Almost a dozen years ago, then-New York Attorney General Eliot Spitzer filed a fraud lawsuit against former American Insurance Group Inc. CEO Maurice “Hank” Greenberg over two reinsurance transactions that purportedly gave an improper boost to the company’s financial statements.
On Friday, New York’s current attorney general, Eric Schneiderman, announced the case was finally settled, with Greenberg admitting he approved two fraudulent transactions and agreeing to pay $9 million. The settlement also resolved civil claims against Howard Smith, AIG’s former chief financial officer, related to the two transactions, Schneiderman said.
But Monday afternoon, Greenberg and Smith sat beside each other at a news conference in midtown Manhattan and made it clear that their animus toward New York state’s top lawyer was hardly settled, even if the lawsuit was.
Greenberg, 91, said he never admitted to fraud or any wrongdoing in settling the lawsuit, despite Schneiderman’s claims to the contrary. He said the lawsuit was filed as payback for his criticisms of Spitzer and that Friday’s news release — which came as a surprise to Greenberg’s camp — was an attempt by Schneiderman to put a positive spin on a case in which the attorney general failed to obtain the penalty and securities ban he sought from the two former executives.
“He pursued the case so aggressively. He’s embarrassed the way it ended,” Greenberg said.
Eric Soufer, a spokesman for Schneiderman, said the statement that Greenberg agreed to distribute — in which he admitted to initiating, participating in and approving two transactions that led to inaccurate portrayals of the company’s health — speaks for itself.
“No number of press conferences or TV interviews by Mr. Greenberg or Mr. Boies is going to change that,” Soufer said, referring to Greenberg’s attorney, David Boies. Spitzer didn’t immediately respond to requests for comment.
The settlement resolves claims that stemmed from two reinsurance transactions: a deal with Berkshire Hathaway Inc.’s General Reinsurance Corp. used to reverse a decline in loss reserves at AIG, and an agreement with CAPCO Reinsurance Co. The attorney general argued the transactions were fraudulent and intended to make AIG’s financial statements look better than they were.
But rather than admitting fraud, Greenberg has said the inaccurate accounting statements were “honest mistakes” that he didn’t know were wrong. The penalty is a small fraction of the $6 billion in damages the attorney general originally sought and less than the costs of litigating the suit, Boies said. In an interview on Bloomberg Television Monday, Greenberg estimated he had spent about $200 million fighting the case over the years.

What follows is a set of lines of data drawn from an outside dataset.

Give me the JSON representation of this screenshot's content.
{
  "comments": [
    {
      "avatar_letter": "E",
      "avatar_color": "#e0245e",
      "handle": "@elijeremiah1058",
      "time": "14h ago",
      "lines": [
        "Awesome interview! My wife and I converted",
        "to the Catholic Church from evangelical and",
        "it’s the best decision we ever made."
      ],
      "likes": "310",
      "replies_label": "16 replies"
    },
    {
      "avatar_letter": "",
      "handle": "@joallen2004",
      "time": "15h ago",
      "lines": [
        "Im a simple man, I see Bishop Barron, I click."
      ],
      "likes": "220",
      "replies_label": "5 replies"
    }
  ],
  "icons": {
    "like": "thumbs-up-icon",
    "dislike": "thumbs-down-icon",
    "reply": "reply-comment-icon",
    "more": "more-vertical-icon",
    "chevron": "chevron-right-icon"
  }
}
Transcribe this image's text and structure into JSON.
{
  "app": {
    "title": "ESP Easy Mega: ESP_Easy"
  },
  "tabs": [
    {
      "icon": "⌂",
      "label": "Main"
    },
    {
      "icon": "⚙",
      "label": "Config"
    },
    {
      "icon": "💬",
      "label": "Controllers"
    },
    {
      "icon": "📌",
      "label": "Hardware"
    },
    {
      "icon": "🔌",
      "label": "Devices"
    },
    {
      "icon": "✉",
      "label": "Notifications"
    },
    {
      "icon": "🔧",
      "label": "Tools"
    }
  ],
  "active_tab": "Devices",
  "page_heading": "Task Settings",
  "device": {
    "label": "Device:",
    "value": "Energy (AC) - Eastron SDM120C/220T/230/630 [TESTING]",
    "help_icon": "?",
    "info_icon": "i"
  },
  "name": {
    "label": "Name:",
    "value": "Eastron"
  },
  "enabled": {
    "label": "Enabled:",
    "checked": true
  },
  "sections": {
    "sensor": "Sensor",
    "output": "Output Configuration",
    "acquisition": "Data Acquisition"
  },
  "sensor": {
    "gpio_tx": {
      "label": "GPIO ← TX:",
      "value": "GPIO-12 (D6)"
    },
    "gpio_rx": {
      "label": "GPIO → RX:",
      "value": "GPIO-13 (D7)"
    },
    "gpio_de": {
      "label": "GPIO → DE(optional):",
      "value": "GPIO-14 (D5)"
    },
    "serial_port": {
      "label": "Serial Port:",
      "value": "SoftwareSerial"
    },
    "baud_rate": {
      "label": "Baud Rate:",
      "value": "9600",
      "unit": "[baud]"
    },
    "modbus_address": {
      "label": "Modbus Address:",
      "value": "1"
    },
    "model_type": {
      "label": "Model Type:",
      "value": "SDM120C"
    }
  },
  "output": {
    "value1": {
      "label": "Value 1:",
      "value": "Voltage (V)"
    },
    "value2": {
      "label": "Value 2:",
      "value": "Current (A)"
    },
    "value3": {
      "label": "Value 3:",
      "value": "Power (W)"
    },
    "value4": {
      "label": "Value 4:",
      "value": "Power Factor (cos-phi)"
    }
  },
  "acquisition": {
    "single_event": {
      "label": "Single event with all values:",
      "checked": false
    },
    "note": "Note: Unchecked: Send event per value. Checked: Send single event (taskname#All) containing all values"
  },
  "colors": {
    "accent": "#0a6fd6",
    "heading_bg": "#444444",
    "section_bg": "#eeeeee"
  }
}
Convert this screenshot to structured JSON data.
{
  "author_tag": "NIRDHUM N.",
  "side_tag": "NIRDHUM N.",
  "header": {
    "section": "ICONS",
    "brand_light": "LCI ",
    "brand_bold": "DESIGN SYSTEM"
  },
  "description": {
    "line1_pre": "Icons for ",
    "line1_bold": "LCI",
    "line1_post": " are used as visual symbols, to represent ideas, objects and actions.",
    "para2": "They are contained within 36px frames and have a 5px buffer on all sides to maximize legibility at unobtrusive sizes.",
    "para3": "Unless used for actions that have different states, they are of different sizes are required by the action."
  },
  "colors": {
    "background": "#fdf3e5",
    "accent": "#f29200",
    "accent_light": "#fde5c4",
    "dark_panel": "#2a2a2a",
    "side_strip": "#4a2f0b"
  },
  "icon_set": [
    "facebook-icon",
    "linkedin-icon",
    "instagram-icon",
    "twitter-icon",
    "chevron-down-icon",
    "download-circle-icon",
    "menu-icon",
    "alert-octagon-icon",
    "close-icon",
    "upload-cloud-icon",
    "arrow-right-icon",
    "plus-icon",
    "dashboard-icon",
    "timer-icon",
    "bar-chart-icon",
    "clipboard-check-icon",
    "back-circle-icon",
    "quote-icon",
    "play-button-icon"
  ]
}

Greenberg and Smith had argued the attorney general couldn’t prove that either transaction was improperly accounted for, that the defendants knew of any alleged impropriety or that the two deals had a significant impact on AIG’s financial results.
Anthony Sabino, a law professor at St. John’s University’s Peter J. Tobin College of Business, questioned why the attorney general continued to pursue the case against the executives long after AIG had settled, restated its earnings and was bailed out by the government, during the financial crisis. He suggested it was the work of a overzealous attorney general “simply trying to make political points.”
“Why did the state of New York spend over a decade pursuing Greenberg when the injuries had already been fully addressed?” Sabino said. “Surely the New York attorney general had better things to do. Again, the states have a right to enforce the law in their own domains. But when the problem is solved or nearly so, why fight for years, especially here when the final ‘gain,’ if you can call it that, is trifling.”
Greenberg stepped down from AIG in March 2005, two months before Spitzer sued. New York-based AIG eventually restated its earnings lower by $3.4 billion and agreed to pay $1.64 billion to settle allegations by Spitzer and other regulators, without admitting or denying wrongdoing.
Four former Gen Re executives and one from AIG were convicted of accounting fraud in 2008 but won reversals in 2011. Federal prosecutors agreed to drop the charges the following year under deferred-prosecution agreements after the former executives admitted “aspects” of the Gen Re deal were fraudulent.
Under the settlement, which came after more than two months of mediation, Greenberg agreed to return $9 million in bonuses and admitted to initiating, participating in and approving the transactions. Smith agreed to return $900,000 in bonuses and admitted to participating in and approving the deals.
New York had sought to bar Greenberg and Smith from participating in the securities business, from serving as officers or directors of public companies and to force them to give up more than $50 million in bonuses. While the settlement does include repayment of bonuses, it doesn’t include the work prohibition.
The agreement resolves a legal battle in which Greenberg and Boies squared off against three successive state attorneys general who accused him of fraud. Greenberg, a World War II veteran, refused to settle, seeing the trial as an opportunity to redeem himself after he was pressured to resign from the company that he built, over almost 40 years, into the world’s biggest insurer.
“From the beginning this was not about the facts,” Smith said. “It was about getting press releases for political gain.”